Brandaktuell sei in diesem Zusammenhang die Diskussion in Bundestag und Bundesrat des Pflegeberufegesetzes. Dieses strebe eine sogenannte „generalistische“ Ausbildung an, die nicht nur das Arbeiten in allen Bereichen der ambulanten, teilstationären und stationären Gesundheits- und Pflegedienste ermöglicht, sondern auch zur Beratung im Bereich Gesundheit und Prävention qualifiziert. Pflege solle mit diesem Gesetz zukünftig auch grund-legend an Hochschulen studiert werden können, mit der Perspektive qualifizierter Weiterbildungsstudiengänge und Möglichkeiten der Promotion in der Pflegeforschung. „Pflege entwickelt sich zu einem immer bedeutsameren Handlungsfeld in unserer Gesellschaft mit anspruchsvollen und interessanten Aufgabengebieten und einer zunehmend besseren Bezahlung, die dem Vergleich mit anderen Branchen standhalten kann“, betont Slatosch.

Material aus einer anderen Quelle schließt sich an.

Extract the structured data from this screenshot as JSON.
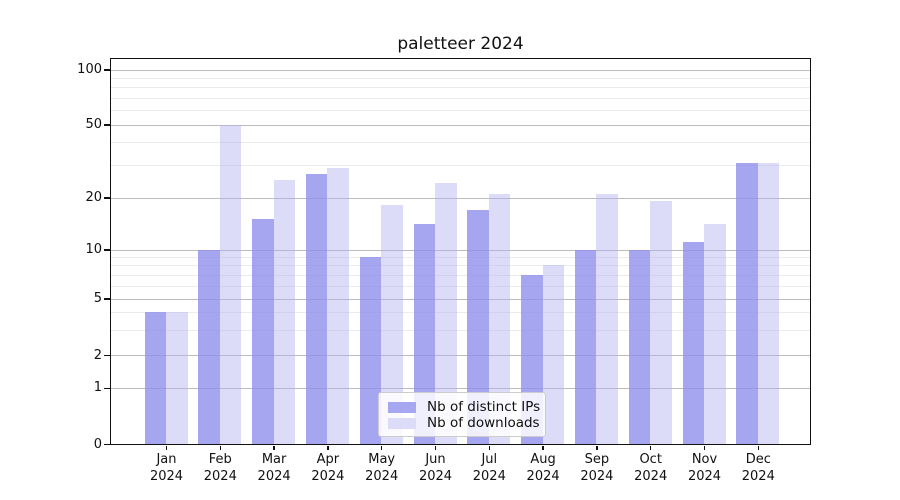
{
  "title": "paletteer 2024",
  "colors": {
    "distinct_ips": "#a6a6f1",
    "distinct_ips_fill": "rgba(144,144,236,0.8)",
    "downloads": "#dcdcf8",
    "downloads_fill": "rgba(177,177,239,0.45)",
    "grid_major": "#bcbcbc",
    "grid_minor": "#ebebeb",
    "axis": "#111111"
  },
  "legend": {
    "items": [
      {
        "label": "Nb of distinct IPs",
        "series": "distinct_ips"
      },
      {
        "label": "Nb of downloads",
        "series": "downloads"
      }
    ]
  },
  "y_axis": {
    "ticks": [
      100,
      50,
      20,
      10,
      5,
      2,
      1,
      0
    ]
  },
  "x_axis": {
    "ticks": [
      {
        "line1": "Jan",
        "line2": "2024"
      },
      {
        "line1": "Feb",
        "line2": "2024"
      },
      {
        "line1": "Mar",
        "line2": "2024"
      },
      {
        "line1": "Apr",
        "line2": "2024"
      },
      {
        "line1": "May",
        "line2": "2024"
      },
      {
        "line1": "Jun",
        "line2": "2024"
      },
      {
        "line1": "Jul",
        "line2": "2024"
      },
      {
        "line1": "Aug",
        "line2": "2024"
      },
      {
        "line1": "Sep",
        "line2": "2024"
      },
      {
        "line1": "Oct",
        "line2": "2024"
      },
      {
        "line1": "Nov",
        "line2": "2024"
      },
      {
        "line1": "Dec",
        "line2": "2024"
      }
    ]
  },
  "chart_data": {
    "type": "bar",
    "title": "paletteer 2024",
    "categories": [
      "Jan 2024",
      "Feb 2024",
      "Mar 2024",
      "Apr 2024",
      "May 2024",
      "Jun 2024",
      "Jul 2024",
      "Aug 2024",
      "Sep 2024",
      "Oct 2024",
      "Nov 2024",
      "Dec 2024"
    ],
    "series": [
      {
        "name": "Nb of distinct IPs",
        "color": "#a6a6f1",
        "values": [
          4,
          10,
          15,
          27,
          9,
          14,
          17,
          7,
          10,
          10,
          11,
          31
        ]
      },
      {
        "name": "Nb of downloads",
        "color": "#dcdcf8",
        "values": [
          4,
          50,
          25,
          29,
          18,
          24,
          21,
          8,
          21,
          19,
          14,
          31
        ]
      }
    ],
    "yscale": "pseudo_log",
    "y_ticks": [
      0,
      1,
      2,
      5,
      10,
      20,
      50,
      100
    ],
    "ylim": [
      0,
      115
    ],
    "grid": "on",
    "legend_position": "lower center"
  }
}
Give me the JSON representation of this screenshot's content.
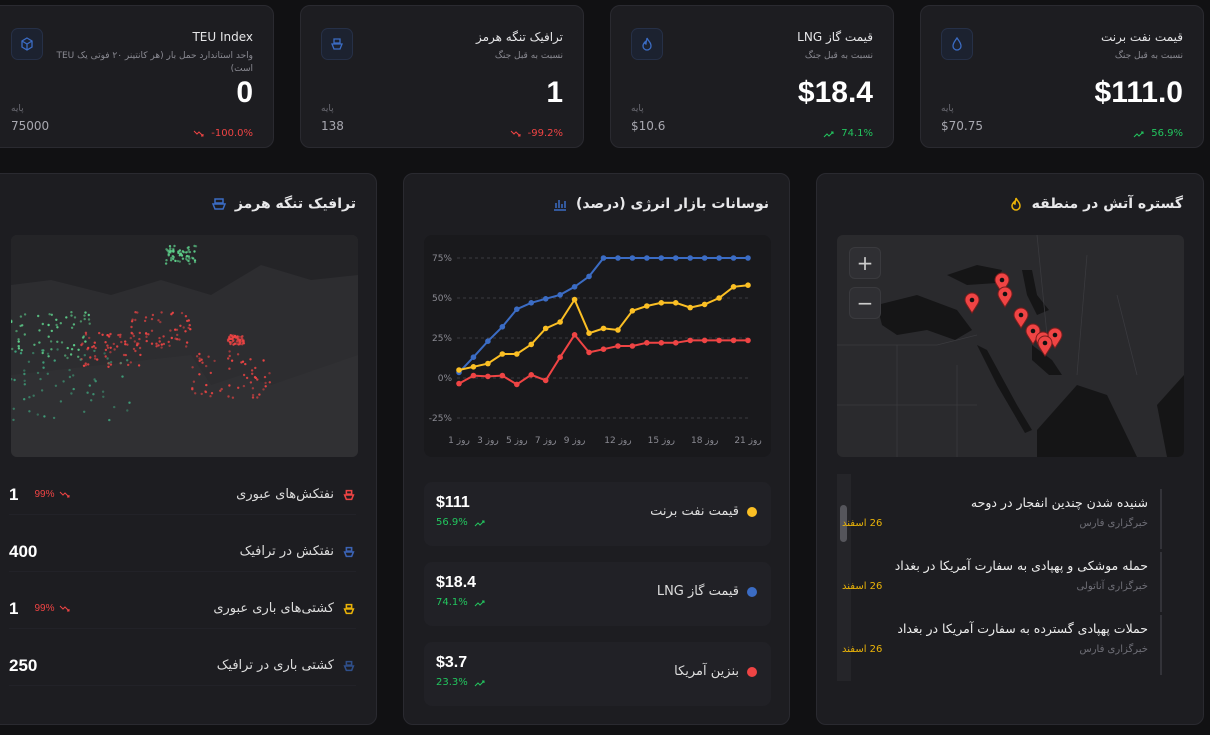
{
  "stats": [
    {
      "title": "TEU Index",
      "subtitle": "واحد استاندارد حمل بار (هر کانتینر ۲۰ فوتی یک TEU است)",
      "value": "0",
      "base_label": "پایه",
      "base": "75000",
      "change": "-100.0%",
      "trend": "down",
      "icon": "package-icon"
    },
    {
      "title": "ترافیک تنگه هرمز",
      "subtitle": "نسبت به قبل جنگ",
      "value": "1",
      "base_label": "پایه",
      "base": "138",
      "change": "-99.2%",
      "trend": "down",
      "icon": "ship-icon"
    },
    {
      "title": "قیمت گاز LNG",
      "subtitle": "نسبت به قبل جنگ",
      "value": "$18.4",
      "base_label": "پایه",
      "base": "$10.6",
      "change": "74.1%",
      "trend": "up",
      "icon": "flame-icon"
    },
    {
      "title": "قیمت نفت برنت",
      "subtitle": "نسبت به قبل جنگ",
      "value": "$111.0",
      "base_label": "پایه",
      "base": "$70.75",
      "change": "56.9%",
      "trend": "up",
      "icon": "droplet-icon"
    }
  ],
  "hormuz": {
    "title": "ترافیک تنگه هرمز",
    "rows": [
      {
        "label": "نفتکش‌های عبوری",
        "value": "1",
        "change": "99%",
        "icon_color": "#ef4444"
      },
      {
        "label": "نفتکش در ترافیک",
        "value": "400",
        "change": "",
        "icon_color": "#3b63b5"
      },
      {
        "label": "کشتی‌های باری عبوری",
        "value": "1",
        "change": "99%",
        "icon_color": "#eab308"
      },
      {
        "label": "کشتی باری در ترافیک",
        "value": "250",
        "change": "",
        "icon_color": "#2f4f8a"
      }
    ]
  },
  "energy": {
    "title": "نوسانات بازار انرژی (درصد)",
    "legend": [
      {
        "name": "قیمت نفت برنت",
        "value": "$111",
        "change": "56.9%",
        "color": "#fbbf24"
      },
      {
        "name": "قیمت گاز LNG",
        "value": "$18.4",
        "change": "74.1%",
        "color": "#3b6cc4"
      },
      {
        "name": "بنزین آمریکا",
        "value": "$3.7",
        "change": "23.3%",
        "color": "#ef4444"
      }
    ]
  },
  "chart_data": {
    "type": "line",
    "x": [
      1,
      2,
      3,
      4,
      5,
      6,
      7,
      8,
      9,
      10,
      11,
      12,
      13,
      14,
      15,
      16,
      17,
      18,
      19,
      20,
      21
    ],
    "xtick_labels": [
      "روز 1",
      "روز 3",
      "روز 5",
      "روز 7",
      "روز 9",
      "روز 12",
      "روز 15",
      "روز 18",
      "روز 21"
    ],
    "xtick_values": [
      1,
      3,
      5,
      7,
      9,
      12,
      15,
      18,
      21
    ],
    "ytick_labels": [
      "75%",
      "50%",
      "25%",
      "0%",
      "-25%"
    ],
    "ytick_values": [
      75,
      50,
      25,
      0,
      -25
    ],
    "ylim": [
      -25,
      75
    ],
    "grid": true,
    "series": [
      {
        "name": "قیمت گاز LNG",
        "color": "#3b6cc4",
        "values": [
          3.5,
          13,
          23,
          32,
          43,
          47,
          49.5,
          52,
          57,
          63.5,
          75,
          75,
          75,
          75,
          75,
          75,
          75,
          75,
          75,
          75,
          75
        ]
      },
      {
        "name": "قیمت نفت برنت",
        "color": "#fbbf24",
        "values": [
          5,
          7,
          9,
          15,
          15,
          21,
          31,
          35,
          49,
          28,
          31,
          30,
          42,
          45,
          47,
          47,
          44,
          46,
          50,
          57,
          58
        ]
      },
      {
        "name": "بنزین آمریکا",
        "color": "#ef4444",
        "values": [
          -3.5,
          1.5,
          1,
          1.5,
          -4,
          2,
          -1.5,
          13,
          27,
          16,
          18,
          20,
          20,
          22,
          22,
          22,
          23.5,
          23.5,
          23.5,
          23.5,
          23.5
        ]
      }
    ]
  },
  "fire": {
    "title": "گستره آتش در منطقه",
    "zoom_in": "+",
    "zoom_out": "−",
    "news": [
      {
        "headline": "شنیده شدن چندین انفجار در دوحه",
        "source": "خبرگزاری فارس",
        "date": "26 اسفند"
      },
      {
        "headline": "حمله موشکی و پهپادی به سفارت آمریکا در بغداد",
        "source": "خبرگزاری آناتولی",
        "date": "26 اسفند"
      },
      {
        "headline": "حملات پهپادی گسترده به سفارت آمریکا در بغداد",
        "source": "خبرگزاری فارس",
        "date": "26 اسفند"
      }
    ]
  }
}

Als Trägerin mehrerer Seniorenzentren in der Region Heilbronn-Franken unterstützt die Paul-Wilhelm-von-Keppler-Stiftung natürlich die Reformbestrebungen hin zu einer neuen Pflegeausbildung. Bezogen auf das Pflegeberufegesetz meint Stefan Werner vom Pflegemanagement der Stiftung: „Die nächsten Wochen werden hier sehr spannend und es kann wirklich in beide Extreme gehen, hopp oder topp. Würde das Gesetz in dieser Legislaturperiode nicht verabschiedet werden, hätte das in unseren Augen massive Nachteile für die Altenpflege als Beruf.“ Gerade dort würden allerdings seit Jahren Ausbildungsrekorde gefeiert, was den massiven Förderprogrammen von Bund und Ländern geschuldet ist. Mangel herrsche heute dennoch in jedem Berufsbild. Selbst ungelernte Pflegehilfskräfte seien schwerer zu finden denn je, so Werner. „In meinen Augen spielt damit die Frage der Qualität eine deutlich wichtigere Rolle, die Quantität ist am Ende ihrer Weisheit.“
Von diesem Nachwuchsmangel scheint die Gesundheitsakademie am Klinikum am Gesundbrunnen in Heilbronn nicht tangiert zu sein: Insgesamt rund 350 Ausbildungsplätze bietet die Akademie an. Dabei wurde das Angebot der SLK-Kliniken in den vergangenen Jahren stets erweitert. „Uns ist es wichtig, dass sich die Bewerber bereits ein Bild von ihrem zukünftigen Beruf gemacht haben. Deswegen setzen wir vor allem bei den Gesundheitsberufen ein mindestens einwöchiges Praktikum voraus“, erklärt Gisela Jenkner, Leiterin der Gesundheitsakademie. So bieten seit 2011 die SLK-Kliniken Ausbildungen zu operations- und anästhesietechnischen Assistenten an. Dabei geht es – je nach Schwerpunkt – unter anderem um die Assistenz bei Diagnostik und Therapie im Tätigkeitsfeld der Endoskopie, Ambulanz oder Schmerztherapie sowie im OP. „Da die Anforderungen in diesen Bereichen immer komplexer werden, ist es wichtig, spezialisierte Fachkräfte auszubilden“, weiß Jenkner. Ab Mai kommt erstmals die Ausbildung zur Hebamme beziehungsweise zum Entbindungspfleger hinzu. Mit rund 3000 Geburten pro Jahr ist das Klinikum am Gesundbrunnen eine der größten Geburtskliniken in Deutschland.